Two special European agencies said Tuesday that 150 cases of salmonella had been found in nine European countries. They blamed a closed Kinder chocolate factory in Belgium, which has since been shut down.
In a joint statement, the European Centre for Disease Prevention and Control and the European Food Safety Authority said, “The majority of cases are children under the age of ten, with many being hospitalized.”
Statement: As of April 8, there were 119 confirmed and 31 possible cases in nine countries.
Cases were reported in all of these countries and more.
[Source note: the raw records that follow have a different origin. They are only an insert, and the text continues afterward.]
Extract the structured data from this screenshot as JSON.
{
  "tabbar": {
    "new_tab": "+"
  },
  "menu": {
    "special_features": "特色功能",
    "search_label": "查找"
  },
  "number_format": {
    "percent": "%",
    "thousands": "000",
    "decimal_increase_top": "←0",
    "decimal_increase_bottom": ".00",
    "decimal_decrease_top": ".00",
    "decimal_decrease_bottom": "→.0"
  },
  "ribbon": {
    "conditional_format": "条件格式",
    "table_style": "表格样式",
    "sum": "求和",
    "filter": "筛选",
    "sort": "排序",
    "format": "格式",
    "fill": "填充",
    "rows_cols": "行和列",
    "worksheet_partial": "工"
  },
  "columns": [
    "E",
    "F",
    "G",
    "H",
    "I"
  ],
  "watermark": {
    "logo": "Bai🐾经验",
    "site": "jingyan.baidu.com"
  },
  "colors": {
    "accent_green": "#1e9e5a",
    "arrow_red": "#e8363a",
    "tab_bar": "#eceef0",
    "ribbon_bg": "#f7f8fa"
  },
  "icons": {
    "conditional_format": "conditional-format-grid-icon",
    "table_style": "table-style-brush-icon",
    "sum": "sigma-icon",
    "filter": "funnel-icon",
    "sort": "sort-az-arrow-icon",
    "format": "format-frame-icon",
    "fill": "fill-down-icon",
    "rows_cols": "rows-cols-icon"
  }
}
They were in the Netherlands, Norway, Spain, Sweden, and the United Kingdom.
They also said that chocolate products made at a factory in Arlon, in Belgium’s southeast, had been found to contain salmonella, and that countries should be on the lookout for new cases.
The factory’s closure and the health concerns are a setback for its owner, Ferrero, which is in the midst of the Easter holiday season, when its Kinder chocolates are in high demand in supermarkets.
On Monday, Belgium launched an investigation.
Ferrero has issued a statement expressing its “sincere regret” for the recent salmonella outbreak.
AFSCA, Belgium’s food safety watchdog, has told the factory to stop making the popular Kinder brand.
Ferrero, which also makes Nutella and Tic Tac candies, issued a recall in the United States on Thursday for certain Kinder chocolates made in Belgium.
This comes after product recalls in the United Kingdom and several European countries earlier this week due to concerns about the factory’s products.
Salmonella is a bacteria that causes diarrhoea, fever, and stomach cramps in humans. It is one of the most common food-borne infections.
The majority of cases are caused by eating food that has been contaminated with animal or human feces.